Drop change to resctrl_arch_cntr_read()
Set rr->err when returning an error from __mon_event_count() for invalid
domain header.
--- v12 07/31 x86,fs/resctrl: Rename struct rdt_mon_domain and ---
0008 Drop RB tag because of fir order issues introduced in v11
Fix fir order issues.
--- v12 08/31 x86,fs/resctrl: Rename some L3 specific functions ---
0009 Update kerneldoc "Return" fixes to match existing style.
Use imperative in commit message note about kerneldoc changes.
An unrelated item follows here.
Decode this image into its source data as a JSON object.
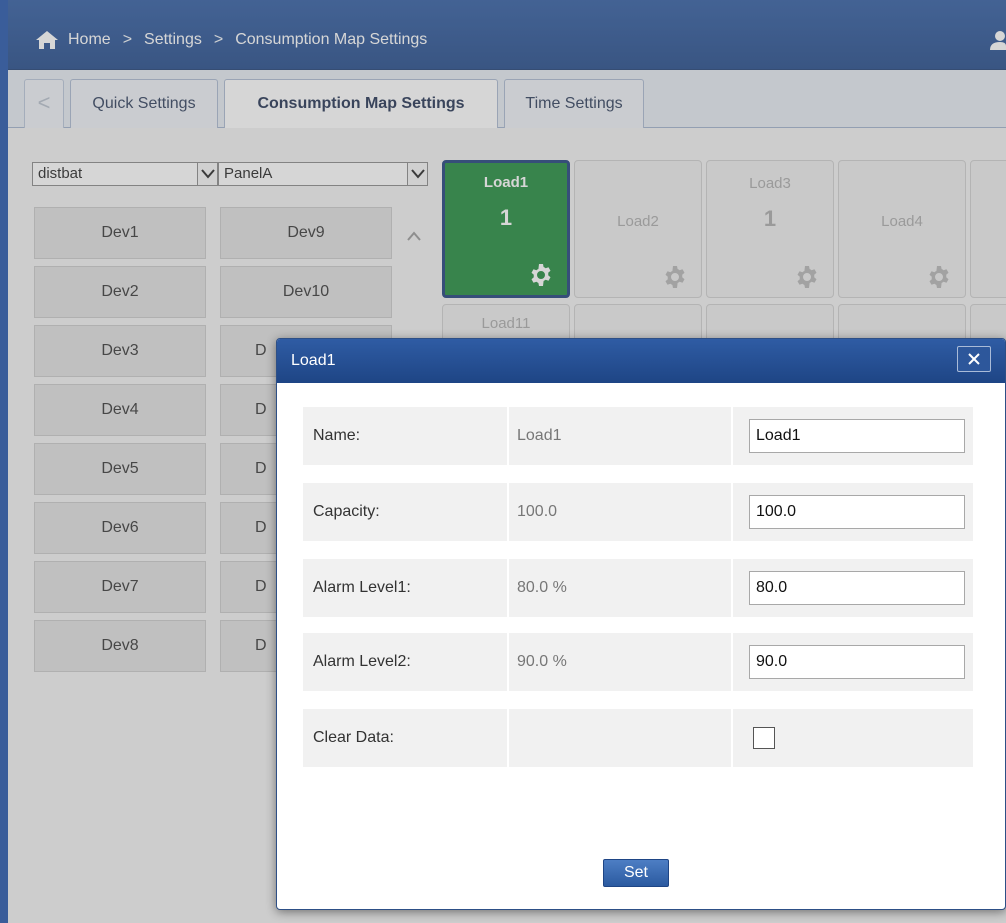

--- v12 09/31 fs/resctrl: Make event details accessible to ---
0010 No change
--- v12 10/31 x86,fs/resctrl: Handle events that can be read from ---
0011 Dropped cpu_on_correct_domain(). The refactor of __mon_event_count()
in patch 0006 means it is no longer needed. The cpu checks in
__l3_mon_event_count() continue to work without change.
--- v12 11/31 x86,fs/resctrl: Support binary fixed point event ---
0012 No change
--- v12 12/31 x86,fs/resctrl: Add an architectural hook called ---
0013 No change
--- v12 13/31 x86,fs/resctrl: Add and initialize rdt_resource for ---
Split
0014 Parts of 13/31 related to new resource. Dropped Reinette RB tag.
0015 SNC L3 checks and kerneldoc changes.
--- v12 14/31 x86/resctrl: Discover hardware telemetry events ---
0016 Major rewrite on the commit messge.
Simplified the code to keep just one array of known event groups.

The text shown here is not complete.